The result was clear: the temperatures of the models and the new time series align. ..."

From the abstract:
"Earth system models and various climate proxy sources indicate global warming is unprecedented during at least the Common Era. However, tree-ring proxies often estimate temperatures during the Medieval Climate Anomaly (950–1250 CE) that are similar to, or exceed, those recorded for the past century, in contrast to simulation experiments at regional scales. This not only calls into question the reliability of models and proxies but also contributes to uncertainty in future climate projections. Here we show that the current climate of the Fennoscandian Peninsula is substantially warmer than that of the medieval period. This highlights the dominant role of anthropogenic forcing in climate warming even at the regional scale, thereby reconciling inconsistencies between reconstructions and model simulations. We used an annually resolved 1,170-year-long tree-ring record that relies exclusively on tracheid anatomical measurements from Pinus sylvestris trees, providing high-fidelity measurements of instrumental temperature variability during the warm season. We therefore call for the construction of more such millennia-long records to further improve our understanding and reduce uncertainties around historical and future climate change at inter-regional and eventually global scales."

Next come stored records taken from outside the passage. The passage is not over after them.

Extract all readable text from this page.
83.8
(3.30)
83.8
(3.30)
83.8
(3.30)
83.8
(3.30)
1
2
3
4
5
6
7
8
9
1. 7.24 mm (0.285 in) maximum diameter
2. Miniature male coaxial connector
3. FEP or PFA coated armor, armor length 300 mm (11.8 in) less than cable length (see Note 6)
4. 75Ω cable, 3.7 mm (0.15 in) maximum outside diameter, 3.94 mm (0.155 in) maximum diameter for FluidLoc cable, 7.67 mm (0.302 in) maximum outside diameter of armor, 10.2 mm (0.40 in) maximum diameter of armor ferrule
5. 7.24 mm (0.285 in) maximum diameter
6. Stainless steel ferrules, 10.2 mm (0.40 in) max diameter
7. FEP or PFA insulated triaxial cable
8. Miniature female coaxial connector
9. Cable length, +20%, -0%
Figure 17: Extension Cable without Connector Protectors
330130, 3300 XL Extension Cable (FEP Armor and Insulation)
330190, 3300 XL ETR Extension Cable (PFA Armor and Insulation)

Tree-ring records solve Medieval warming climate mystery By scrutinizing millions of wood cells in ancient trees, scientists decode climate records, confirming the pivotal role of human-caused climate change.

Tree rings reveal: It has never been this warm in the past 1200 years A new 1200 year-long time series based on tree rings shows that the current warming is unprecedented during this period. This is reported by researchers from the Swiss Federal Institute for Forest, Snow and Landscape Research WSL in the scientific journal "Nature".